Em novembro de 1969, foi preso novamente em companhia de outros dominicanos, todos sob acusação de terem ligações com a Ação Libertadora Nacional (ALN) e seu dirigente Carlos Mariguella. Tito foi submetido à palmatória e aos choques elétricos, no Departamento de Ordem Política e Social (Dops), pela equipe do delegado Sérgio Paranhos Fleury.
Em fevereiro do ano seguinte, quando já se encontrava em mãos da Justiça Militar, foi retirado do Presídio Tiradentes e levado para a sede da Operação Bandeirantes (Oban). Foi, então, torturado nos seus porões, em local chamado por Maurício Lopes, torturador, de “sucursal do inferno”.
Além do pau de arara, Tito foi submetido a choques elétricos, socos, pauladas e enfrentou um corredor polonês, sendo queimado com cigarros. Na prisão, Frei Tito escreveu detalhadamente sobre os métodos utilizados para torturá-lo.

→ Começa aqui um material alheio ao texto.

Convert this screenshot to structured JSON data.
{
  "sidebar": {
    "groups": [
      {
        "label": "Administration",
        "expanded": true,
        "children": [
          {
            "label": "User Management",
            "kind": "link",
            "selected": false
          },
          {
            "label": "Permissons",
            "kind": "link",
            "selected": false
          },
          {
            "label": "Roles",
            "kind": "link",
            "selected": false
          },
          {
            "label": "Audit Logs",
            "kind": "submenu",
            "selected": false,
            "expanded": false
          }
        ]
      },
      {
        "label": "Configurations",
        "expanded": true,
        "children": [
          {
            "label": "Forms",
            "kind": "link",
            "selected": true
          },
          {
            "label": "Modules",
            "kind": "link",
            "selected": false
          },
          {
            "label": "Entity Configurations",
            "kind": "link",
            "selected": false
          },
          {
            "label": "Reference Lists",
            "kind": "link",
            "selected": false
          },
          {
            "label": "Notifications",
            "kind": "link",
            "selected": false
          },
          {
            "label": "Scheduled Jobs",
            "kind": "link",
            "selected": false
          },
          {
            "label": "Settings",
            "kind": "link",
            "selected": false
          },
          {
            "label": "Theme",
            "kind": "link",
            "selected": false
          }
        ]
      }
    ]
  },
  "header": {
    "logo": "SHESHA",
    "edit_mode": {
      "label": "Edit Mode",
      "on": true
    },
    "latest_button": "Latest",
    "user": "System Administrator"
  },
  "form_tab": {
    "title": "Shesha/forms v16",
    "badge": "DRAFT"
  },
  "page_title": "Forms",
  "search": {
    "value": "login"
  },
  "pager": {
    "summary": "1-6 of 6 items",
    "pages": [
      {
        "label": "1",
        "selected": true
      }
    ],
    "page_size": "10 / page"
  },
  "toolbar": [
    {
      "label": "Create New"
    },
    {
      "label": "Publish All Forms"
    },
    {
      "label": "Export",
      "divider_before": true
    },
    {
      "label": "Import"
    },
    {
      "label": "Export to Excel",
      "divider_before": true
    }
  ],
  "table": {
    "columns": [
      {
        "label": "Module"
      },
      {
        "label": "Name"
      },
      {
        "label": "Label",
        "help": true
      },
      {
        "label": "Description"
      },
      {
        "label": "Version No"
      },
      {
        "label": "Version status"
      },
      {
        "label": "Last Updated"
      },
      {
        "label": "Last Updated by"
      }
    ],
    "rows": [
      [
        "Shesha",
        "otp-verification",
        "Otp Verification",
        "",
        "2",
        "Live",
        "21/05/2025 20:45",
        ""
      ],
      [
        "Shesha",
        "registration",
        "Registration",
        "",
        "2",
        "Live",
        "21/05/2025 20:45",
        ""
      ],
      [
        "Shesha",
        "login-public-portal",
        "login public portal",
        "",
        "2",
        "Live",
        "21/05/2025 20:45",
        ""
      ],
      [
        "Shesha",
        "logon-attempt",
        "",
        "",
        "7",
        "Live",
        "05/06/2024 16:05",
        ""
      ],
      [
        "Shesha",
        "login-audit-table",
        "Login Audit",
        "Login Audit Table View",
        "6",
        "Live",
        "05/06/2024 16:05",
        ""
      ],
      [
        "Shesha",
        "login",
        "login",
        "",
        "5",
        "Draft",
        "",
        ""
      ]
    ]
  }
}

Os relatos ganharam notoriedade em todo o mundo, transformando-se em símbolo de luta pelos direitos humanos. O documento foi anexado ao seu caso na Comissão Especial de Mortos e Desaparecidos Políticos.
Exílio
No governo Médice, Tito foi banido do Brasil com mais 69 presos políticos, seguindo para o Chile, de onde fugiu para Itália, pois, novamente, estava sob ameaça de prisão. De Roma, seguiu para Paris, onde recebeu apoio dos dominicanos e, uma vez na França, pôde retomar os estudos e atuar em entidades religiosas.
Na Europa, assim escreveu em uma carta a Frei Daniel: “Apesar de ainda angustiado, estou cheio de esperança. Nem um só momento de minha vida lamentei o que fiz. Estou asilado, banido e longe de minha pátria, mas estou firme e disposto a continuar a lutar, embora minha resistência psicológica tenha reduzido bastante após os 14 meses de prisão. Iniciarei uma psicoterapia para ver ser a recupero o mais rápido possível”.
Aos 29 anos, Frei Tito cometeu suicídio, durante o exílio na França, em 10 de agosto de 1974. Sua morte derivou do sofrimento físico e psicológico que carregava, como resultado dos anos de tortura e perseguição implementados pela ditadura militar brasileira. Por isso, a própria Igreja Católica reconhece seu falecimento como um martírio.